The changeup was effective for Castillo last year (.200 BA against, 43.1% whiff-per-swing rate), and he threw it more than a quarter of the time. But he wisely began throwing the change more after last year’s All-Star break and hasn’t looked back; he's nearly made it his primary pitch to begin 2019 -- and has leaned on it in two-strike counts to produce some outstanding results.

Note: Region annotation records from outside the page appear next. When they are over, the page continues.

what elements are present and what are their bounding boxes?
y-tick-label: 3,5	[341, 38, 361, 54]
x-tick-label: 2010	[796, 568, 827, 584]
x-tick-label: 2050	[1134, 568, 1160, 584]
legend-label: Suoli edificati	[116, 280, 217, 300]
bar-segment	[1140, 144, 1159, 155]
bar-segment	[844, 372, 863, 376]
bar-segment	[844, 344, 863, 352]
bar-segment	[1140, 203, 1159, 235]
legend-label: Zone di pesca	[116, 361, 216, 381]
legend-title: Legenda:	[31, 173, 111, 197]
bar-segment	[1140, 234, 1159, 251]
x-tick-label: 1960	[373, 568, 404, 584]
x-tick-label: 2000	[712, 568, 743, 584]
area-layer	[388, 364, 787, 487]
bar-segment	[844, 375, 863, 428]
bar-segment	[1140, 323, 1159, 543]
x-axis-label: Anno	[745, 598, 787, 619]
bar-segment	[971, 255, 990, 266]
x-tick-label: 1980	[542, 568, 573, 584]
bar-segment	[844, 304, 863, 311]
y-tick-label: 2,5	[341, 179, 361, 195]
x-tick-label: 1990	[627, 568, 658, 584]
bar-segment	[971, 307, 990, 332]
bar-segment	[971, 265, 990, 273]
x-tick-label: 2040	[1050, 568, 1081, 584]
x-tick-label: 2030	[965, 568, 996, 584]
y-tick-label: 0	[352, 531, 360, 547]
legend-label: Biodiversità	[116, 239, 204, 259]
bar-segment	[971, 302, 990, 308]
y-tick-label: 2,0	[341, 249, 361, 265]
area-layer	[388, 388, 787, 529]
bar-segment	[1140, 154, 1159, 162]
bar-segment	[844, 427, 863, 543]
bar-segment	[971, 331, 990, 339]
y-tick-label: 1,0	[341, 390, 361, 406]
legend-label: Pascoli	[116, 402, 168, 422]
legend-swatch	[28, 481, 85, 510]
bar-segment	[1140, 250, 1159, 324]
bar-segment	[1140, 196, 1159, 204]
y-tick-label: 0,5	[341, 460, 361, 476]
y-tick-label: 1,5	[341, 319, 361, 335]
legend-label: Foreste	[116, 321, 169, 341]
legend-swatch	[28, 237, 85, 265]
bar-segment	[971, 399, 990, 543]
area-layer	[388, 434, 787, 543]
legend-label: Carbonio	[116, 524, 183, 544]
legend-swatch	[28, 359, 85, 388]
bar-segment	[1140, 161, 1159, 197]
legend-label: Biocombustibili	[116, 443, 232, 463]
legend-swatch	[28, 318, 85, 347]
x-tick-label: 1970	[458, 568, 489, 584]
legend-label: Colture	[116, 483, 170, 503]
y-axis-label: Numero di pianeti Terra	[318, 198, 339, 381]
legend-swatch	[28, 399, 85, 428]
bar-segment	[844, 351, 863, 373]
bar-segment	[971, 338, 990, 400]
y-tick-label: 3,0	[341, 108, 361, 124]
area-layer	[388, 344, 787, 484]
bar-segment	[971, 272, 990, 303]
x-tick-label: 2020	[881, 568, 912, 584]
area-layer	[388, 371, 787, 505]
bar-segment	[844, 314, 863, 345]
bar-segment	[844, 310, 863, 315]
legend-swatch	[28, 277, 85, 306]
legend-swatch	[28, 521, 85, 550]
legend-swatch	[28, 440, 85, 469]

Highest putaway rate, single pitch types, 2019
Min. 25 two-strike pitches thrown
1. Castillo (CIN), changeup: 47.2%
2. Edwin Diaz (NYM), four-seamer: 46.2%
3. Chris Archer (PIT), slider: 44.7%
4. Jeff Samardzija (SF), slider: 43.3%
5. Luke Jackson (ATL), slider: 42.3%
Putaway rate: % of two-strike pitches resulting in a strikeout

Hitters haven’t had success against that pitch in any count, really, as Castillo’s change-of-pace has held them to just four singles and 25 strikeouts in 41 at-bats. Part of that dominance might be from where Castillo is placing the pitch:

A hitter can’t routinely inflict much damage on a pitch that low, and that’s the point here. As Baseball Prospectus’ Zach Crizer noted Thursday, Castillo isn’t giving opponents much to hit, period, while posting MLB’s fifth-lowest rate of pitches in the strike zone. Castillo’s 13.5% walk rate is probably higher than he and pitching coach Derek Johnson would like it to be by season’s end, but in the meantime, he’s playing an effective waiting game with overzealous hitters. Hitters can adjust to most pitchers when they know they aren’t throwing strikes. But it’s likely more difficult to lay off against Castillo’s changeup when it looks so similar to his two-seamer before darting out of the zone. The pitch is simply too tantalizing, and the numbers bear that out; opponents have chased half of Castillo’s out-of-zone changeups, the Majors’ third-highest rate on that pitch type.

Pair that change-of-pace with Castillo’s two different fastballs, each coming in with premium velocity, and it can be a nightmarish guessing game.

"The changeup is his best pitch," Brewers manager Craig Counsell said Monday, after Castillo struck out eight Milwaukee hitters, including six on the changeup. "It's obviously paired with big velocity. When you're at 96 when you want it, it makes the hitters start. That's why velocity is so valuable.”

"The difference is, he throws it to right-handed hitters, which you don't see a lot,” Counsell added. “That's what makes him a little bit unique, that he's throwing changeups to the same-sided hitters."

Righties or lefties, it hasn’t mattered who’s stepping into the box against Castillo so far. The pitcher who showed so much promise two summers ago has identified his best pitch, and like so many hurlers leaning more and more on offspeed in 2019, he looks like he’s willing to go to the well again and again.